The waters of the Mediterranean have a high salinity due to abundant evaporation, thus are denser and sink, flowing through the bottom to the Atlantic Ocean, part of which is a surface current in the opposite direction of less dense water.

Types of Aquifers and Wells

1. Piezometric Level

The height the groundwater would reach from a confined aquifer under pressure when it arises from a captive or natural source.

2. Confined Aquifer

An aquifer is an underground geological formation of porous and permeable water-saturated material, allowing its displacement and extraction. In confined aquifers, the water pressure is higher than atmospheric pressure.

3. Artesian Well

An artesian well is so-called because its mouth is situated beneath the level of groundwater, so water reaches the surface under natural pressure.

4. Well

Water does not reach the surface because its mouth is located above the level of groundwater. The water must be removed by pumping.
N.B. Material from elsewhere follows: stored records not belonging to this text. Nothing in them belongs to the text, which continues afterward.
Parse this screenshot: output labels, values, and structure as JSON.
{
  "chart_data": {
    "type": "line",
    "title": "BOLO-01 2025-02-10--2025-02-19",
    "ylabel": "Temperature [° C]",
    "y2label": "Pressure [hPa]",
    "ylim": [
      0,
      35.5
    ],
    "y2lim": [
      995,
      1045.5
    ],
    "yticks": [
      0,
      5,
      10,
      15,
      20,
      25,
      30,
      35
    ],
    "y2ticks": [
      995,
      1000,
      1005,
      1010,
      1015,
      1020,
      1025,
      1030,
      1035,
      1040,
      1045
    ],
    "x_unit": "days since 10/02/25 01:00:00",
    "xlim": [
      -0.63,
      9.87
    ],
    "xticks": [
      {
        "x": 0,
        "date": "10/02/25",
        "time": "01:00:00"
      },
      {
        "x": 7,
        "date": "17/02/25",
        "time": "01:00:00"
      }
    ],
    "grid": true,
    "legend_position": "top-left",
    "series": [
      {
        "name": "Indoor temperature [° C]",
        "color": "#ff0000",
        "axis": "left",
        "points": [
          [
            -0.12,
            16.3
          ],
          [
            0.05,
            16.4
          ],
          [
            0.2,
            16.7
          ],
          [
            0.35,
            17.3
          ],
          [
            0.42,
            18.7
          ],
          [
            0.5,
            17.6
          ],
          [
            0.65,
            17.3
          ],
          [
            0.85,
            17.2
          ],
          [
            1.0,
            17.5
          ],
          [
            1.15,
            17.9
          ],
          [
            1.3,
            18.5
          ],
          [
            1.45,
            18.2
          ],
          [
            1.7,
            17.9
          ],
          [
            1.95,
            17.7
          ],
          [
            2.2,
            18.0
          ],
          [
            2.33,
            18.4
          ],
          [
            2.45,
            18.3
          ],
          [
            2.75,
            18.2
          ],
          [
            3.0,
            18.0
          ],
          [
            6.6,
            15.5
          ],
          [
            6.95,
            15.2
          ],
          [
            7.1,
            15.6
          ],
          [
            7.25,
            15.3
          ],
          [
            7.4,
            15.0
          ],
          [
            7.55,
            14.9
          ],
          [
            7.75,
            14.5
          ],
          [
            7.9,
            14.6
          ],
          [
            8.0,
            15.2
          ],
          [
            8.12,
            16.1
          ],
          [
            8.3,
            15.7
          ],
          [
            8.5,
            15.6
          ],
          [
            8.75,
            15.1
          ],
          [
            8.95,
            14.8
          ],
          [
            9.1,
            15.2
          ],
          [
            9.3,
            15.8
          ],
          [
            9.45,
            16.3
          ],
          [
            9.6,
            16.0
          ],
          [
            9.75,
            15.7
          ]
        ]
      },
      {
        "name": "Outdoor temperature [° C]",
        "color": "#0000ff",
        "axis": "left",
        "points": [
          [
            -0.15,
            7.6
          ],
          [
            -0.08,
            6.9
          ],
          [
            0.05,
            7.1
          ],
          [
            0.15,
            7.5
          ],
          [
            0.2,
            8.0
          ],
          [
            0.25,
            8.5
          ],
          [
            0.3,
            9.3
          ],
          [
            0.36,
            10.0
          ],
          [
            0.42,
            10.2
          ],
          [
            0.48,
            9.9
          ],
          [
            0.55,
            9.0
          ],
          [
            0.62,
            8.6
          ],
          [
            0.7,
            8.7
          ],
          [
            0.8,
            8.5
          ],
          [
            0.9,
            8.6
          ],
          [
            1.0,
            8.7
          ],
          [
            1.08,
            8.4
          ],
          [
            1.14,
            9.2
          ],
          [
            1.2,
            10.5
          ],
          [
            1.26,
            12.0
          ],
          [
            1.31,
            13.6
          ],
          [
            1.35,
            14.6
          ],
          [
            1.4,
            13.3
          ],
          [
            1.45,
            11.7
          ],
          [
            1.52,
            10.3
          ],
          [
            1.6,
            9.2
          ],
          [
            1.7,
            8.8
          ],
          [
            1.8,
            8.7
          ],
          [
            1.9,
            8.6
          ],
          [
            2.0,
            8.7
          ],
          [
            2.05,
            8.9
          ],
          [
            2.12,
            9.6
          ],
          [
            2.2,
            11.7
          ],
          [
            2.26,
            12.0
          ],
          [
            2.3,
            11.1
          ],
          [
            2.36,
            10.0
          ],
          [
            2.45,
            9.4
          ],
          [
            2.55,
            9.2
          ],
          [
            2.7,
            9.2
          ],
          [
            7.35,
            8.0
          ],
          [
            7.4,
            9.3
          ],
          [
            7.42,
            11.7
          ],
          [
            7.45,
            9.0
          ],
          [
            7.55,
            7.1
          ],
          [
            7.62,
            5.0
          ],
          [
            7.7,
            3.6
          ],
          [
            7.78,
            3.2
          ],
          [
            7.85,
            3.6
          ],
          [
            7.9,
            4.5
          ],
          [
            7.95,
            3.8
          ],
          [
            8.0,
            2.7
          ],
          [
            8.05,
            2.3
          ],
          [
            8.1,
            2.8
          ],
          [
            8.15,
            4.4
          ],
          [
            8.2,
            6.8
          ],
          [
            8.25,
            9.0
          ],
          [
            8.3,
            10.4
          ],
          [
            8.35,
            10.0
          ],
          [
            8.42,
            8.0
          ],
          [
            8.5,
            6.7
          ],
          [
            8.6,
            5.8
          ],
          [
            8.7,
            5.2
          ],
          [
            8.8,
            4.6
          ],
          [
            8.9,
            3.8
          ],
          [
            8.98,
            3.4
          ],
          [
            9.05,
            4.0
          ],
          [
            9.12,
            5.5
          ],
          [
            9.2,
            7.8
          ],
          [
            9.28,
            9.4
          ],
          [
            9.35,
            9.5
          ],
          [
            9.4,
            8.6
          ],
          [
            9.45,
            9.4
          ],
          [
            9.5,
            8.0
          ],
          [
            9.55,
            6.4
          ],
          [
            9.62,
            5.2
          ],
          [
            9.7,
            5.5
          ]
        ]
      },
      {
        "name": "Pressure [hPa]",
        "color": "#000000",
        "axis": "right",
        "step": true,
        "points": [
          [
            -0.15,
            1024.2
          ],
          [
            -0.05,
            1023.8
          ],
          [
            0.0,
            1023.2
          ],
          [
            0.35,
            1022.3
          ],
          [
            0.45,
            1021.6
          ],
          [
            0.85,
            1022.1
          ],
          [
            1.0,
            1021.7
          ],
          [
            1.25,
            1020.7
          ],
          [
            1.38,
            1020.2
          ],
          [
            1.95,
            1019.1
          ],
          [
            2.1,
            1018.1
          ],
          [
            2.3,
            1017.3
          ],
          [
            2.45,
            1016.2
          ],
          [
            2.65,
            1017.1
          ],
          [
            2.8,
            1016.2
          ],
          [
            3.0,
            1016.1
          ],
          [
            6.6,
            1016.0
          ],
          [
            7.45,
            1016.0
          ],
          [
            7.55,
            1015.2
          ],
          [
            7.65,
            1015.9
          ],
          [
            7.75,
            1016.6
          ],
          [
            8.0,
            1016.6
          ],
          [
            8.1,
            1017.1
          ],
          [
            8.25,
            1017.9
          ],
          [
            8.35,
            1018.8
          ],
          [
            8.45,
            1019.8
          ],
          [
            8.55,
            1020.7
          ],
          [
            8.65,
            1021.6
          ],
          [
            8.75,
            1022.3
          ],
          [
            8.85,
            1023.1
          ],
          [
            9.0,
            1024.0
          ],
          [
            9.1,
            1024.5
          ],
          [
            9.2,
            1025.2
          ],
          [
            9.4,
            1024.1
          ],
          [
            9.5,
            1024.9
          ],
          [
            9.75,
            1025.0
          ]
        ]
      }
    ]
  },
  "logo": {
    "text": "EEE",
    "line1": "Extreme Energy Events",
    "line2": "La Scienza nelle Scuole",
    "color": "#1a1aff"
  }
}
Major causes of pollution of aquifers. The main causes of pollution of groundwater discharges are point sources (domestic and industrial wastewater, landfill leachate and mines, etc..), And diffuse pollution ( nitrates and other products from agricultural fertilizers and pesticides). Aquifer: concept and elements. Helping a drawing explains the key elements of it. An aquifer is an underground geological formation, porous and permeable, allowing water saturated extracción.Los their displacement and main elements of an aquifer are: – aeration zone or subsurface area where water infiltrates vertically.
– Saturated zone where the rocks are saturated with water .- water level top of the zone of saturation. Often below the saturation zone are impermeable strata. Discuss the accompanying sketch saying what type aquifers represented (A1, A2 and A3). Explains the characteristics of the wells P1, P2 and P3, and precisely what to do for water in each. What is the relationship between the river and the aquifer A1?
– A1 is a free aquifer, which feeds the river. ” Therefore it is a winner effluent or river bed. – A2 aquifer is hung on the hillside. – A3 a confined aquifer. – P1 is an artesian well, water rises to a height of NP and spontaneously. — P2 is a dry well without water as it does not reach the water table. To obtain should be deepened. – P3 is a pit where it is necessary to use a pump to remove water as it would fill the well to the high water table. Explain the expression: a river has a certain capacity for self-purification. The purification is the natural process by which pollutants in the natural environment, such as the river, or natural alterations of the characteristics of its waters are processed tralized or eliminated by a series of physical, chemical and biological . Explain the consequences of oil spill at sea. The oil spill in the sea forms on its surface a “black tide” viscous mass whose effects are particularly harmful to fish that live near the surface (respiratory disorders), the seabirds (lose waterproofness and the layer of air that insulates them from the cold), marine invertebrates, marine mammals and planktonic organisms (phytoplankton unlit does not photosynthesize) and benthic. In addition, the oil is carcinogenic substances that can accumulate in bivalve molluscs. These oil spills reaching the coast produce very serious disturbances in coastal ecosystems: cliffs and rocky areas, reef formations, wetlands and estuaries. Also cause serious economic damage to fisheries, marine fish farms, aquaculture, quality of beaches for public use in areas of tourism and recreation.